Belediye meclislerinin önemine de vurgu yapan Ergün, TİP’li belediye meclis üyelerinin 1 Nisan sabahından itibaren belediye meclislerinden “halk düşmanı” kararlar çıkmasına engel olacaklarını kaydetti.

‘AKP KENDİSİNE BENZER BİR SİYASET ANLAYIŞINI TÜRKİYE’NİN HER TARAFINA YAYMIŞ DURUMDA’

TİP Kadıköy Belediye Başkan Adayı Doğan Ergün’ün açıklamalarından öne çıkanlar şöyle:

“Türkiye İşçi Partisi’nin Kadıköy’de bir önceki seçimde, genel seçimde aldığı çok ciddi bir oy var. Bir sosyalist partinin çok uzun yıllardır ilk defa aldığı bir oy, yüzde 10 civarında bir oyumuz vardı Kadıköy’de. Sokağa her çıktığımızda şunu görüyoruz, ‘Biz zaten Türkiye İşçi Partisi’ni seviyoruz, destekliyoruz’, ‘Genel başkanımız, Sera vekilimiz hep bizim sesimiz oluyor’ şeklinde tepkiler alıyoruz. Bu açıdan çok iyi, ama yerel seçimin dinamikleri çok farklı. Maalesef AKP kendisine benzer bir muhalefet, kendisine benzer bir siyaset anlayışını Türkiye’nin her tarafına yaymış durumda. Rant beklentisi, çeşitli çıkar ilişkileri, bütün bunlar yerel yönetimler ve yerel seçimlerin de ana dinamiği haline gelmiş durumda. Bundan rahatsızız. Yani bu rantçı bakış, çıkar ilişkisi ağı bizi rahatsız ediyor. Biz şimdi bununla mücadele etmeye çalışıyoruz. Sokakta tepkiler gayet iyi, ama bunun nasıl bir sonuç vereceği biraz da bizim sokaktaki çalışmamıza bağlı olacak.
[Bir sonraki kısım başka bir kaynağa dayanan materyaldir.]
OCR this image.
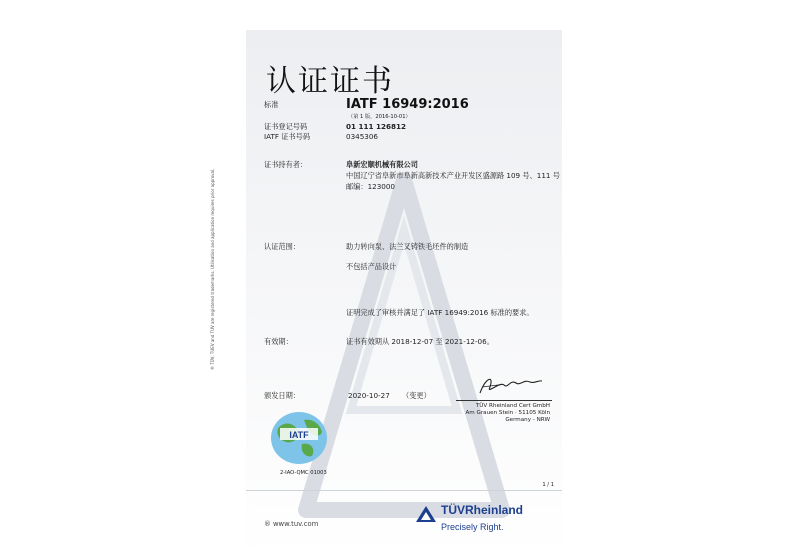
® TÜV, TUEV and TUV are registered trademarks. Utilisation and application requires prior approval.
认证证书
标准	IATF 16949:2016
（第 1 版，2016-10-01）
证书登记号码	01 111 126812
IATF 证书号码	0345306
证书持有者：	阜新宏顺机械有限公司
中国辽宁省阜新市阜新高新技术产业开发区盛源路 109 号、111 号
邮编：123000
认证范围：	助力转向泵、法兰叉铸铁毛坯件的制造
不包括产品设计
证明完成了审核并满足了 IATF 16949:2016 标准的要求。
有效期：	证书有效期从 2018-12-07 至 2021-12-06。
颁发日期：	2020-10-27 （变更）
TÜV Rheinland Cert GmbH
Am Grauen Stein · 51105 Köln
Germany - NRW
IATF
2-IAO-QMC 01003
1 / 1
® www.tuv.com
TÜVRheinland
Precisely Right.
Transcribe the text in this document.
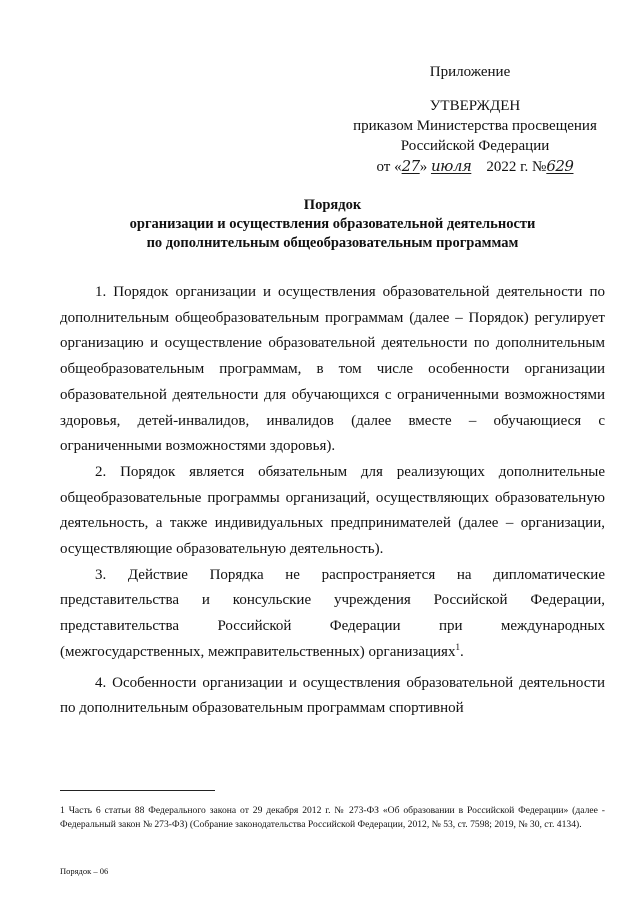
Приложение
УТВЕРЖДЕН
приказом Министерства просвещения
Российской Федерации
от «27» июля 2022 г. №629
Порядок
организации и осуществления образовательной деятельности
по дополнительным общеобразовательным программам

1. Порядок организации и осуществления образовательной деятельности по дополнительным общеобразовательным программам (далее – Порядок) регулирует организацию и осуществление образовательной деятельности по дополнительным общеобразовательным программам, в том числе особенности организации образовательной деятельности для обучающихся с ограниченными возможностями здоровья, детей-инвалидов, инвалидов (далее вместе – обучающиеся с ограниченными возможностями здоровья).

2. Порядок является обязательным для реализующих дополнительные общеобразовательные программы организаций, осуществляющих образовательную деятельность, а также индивидуальных предпринимателей (далее – организации, осуществляющие образовательную деятельность).

3. Действие Порядка не распространяется на дипломатические представительства и консульские учреждения Российской Федерации, представительства Российской Федерации при международных (межгосударственных, межправительственных) организациях$^1$.

4. Особенности организации и осуществления образовательной деятельности по дополнительным образовательным программам спортивной

1 Часть 6 статьи 88 Федерального закона от 29 декабря 2012 г. № 273-ФЗ «Об образовании в Российской Федерации» (далее - Федеральный закон № 273-ФЗ) (Собрание законодательства Российской Федерации, 2012, № 53, ст. 7598; 2019, № 30, ст. 4134).
Порядок – 06
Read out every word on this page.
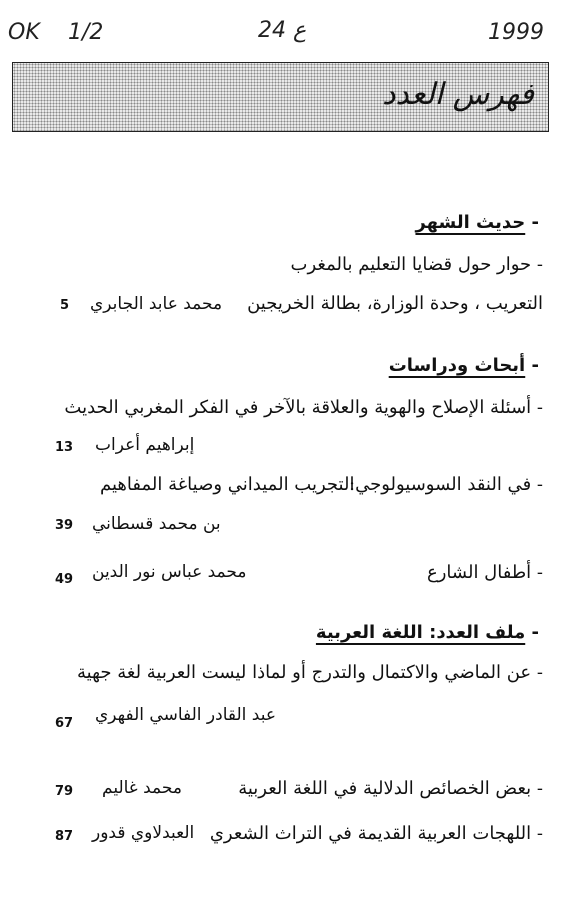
OK 1/2	24 ع	1999
فهرس العدد
- حديث الشهر
- حوار حول قضايا التعليم بالمغرب
التعريب ، وحدة الوزارة، بطالة الخريجين
محمد عابد الجابري
5
- أبحاث ودراسات
- أسئلة الإصلاح والهوية والعلاقة بالآخر في الفكر المغربي الحديث
إبراهيم أعراب
13
- في النقد السوسيولوجي:
التجريب الميداني وصياغة المفاهيم
بن محمد قسطاني
39
- أطفال الشارع
محمد عباس نور الدين
49
- ملف العدد: اللغة العربية
- عن الماضي والاكتمال والتدرج أو لماذا ليست العربية لغة جهية
عبد القادر الفاسي الفهري
67
- بعض الخصائص الدلالية في اللغة العربية
محمد غاليم
79
- اللهجات العربية القديمة في التراث الشعري
العبدلاوي قدور
87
‘KADIKÖY’DE ŞU ANA DEK YAPTIĞIMIZ İŞLERİ BELEDİYEYE TAŞIMAK İSTİYORUZ’

Kadıköy’ü biliyoruz, Kadıköy’deki mücadelenin bir parçasıyız. Deprem döneminde çok ciddi bir seferberliği organize ettik, Kadıköy’de o işlerin bir parçasında ben bulunuyordum. O yüzden Kadıköy’de şu ana kadar yaptığımız bir dizi iş var. Şimdi bunları belediyeye taşımak istiyoruz. Ben şöyle bir sorun görüyorum, vatandaştan bunu çok sık duyuyoruz, sadece Kadıköy’de değil her tarafta, ‘Biz sosyal demokrat belediyecilik gördüğümüzde şöyle bir tavır görüyoruz, bizi çok dinlemiyor, halkla ilişki kurmakta sorun yaşanıyor’ şeklinde tepkiler alıyoruz. Bunu bir siyaset bilimci olarak da ifade etmek istiyorum, bu durumun bir yanı şundan kaynaklanıyor, Türkiye’de halkın siyasete katılımından çok korkuyoruz. Çünkü halk devreye girdiği zaman oradaki başka ilişkiler bozuluveriyor, halkın taleplerini dinlemek çok kolay olmuyor. Bizim bunu değiştirmemiz lazım.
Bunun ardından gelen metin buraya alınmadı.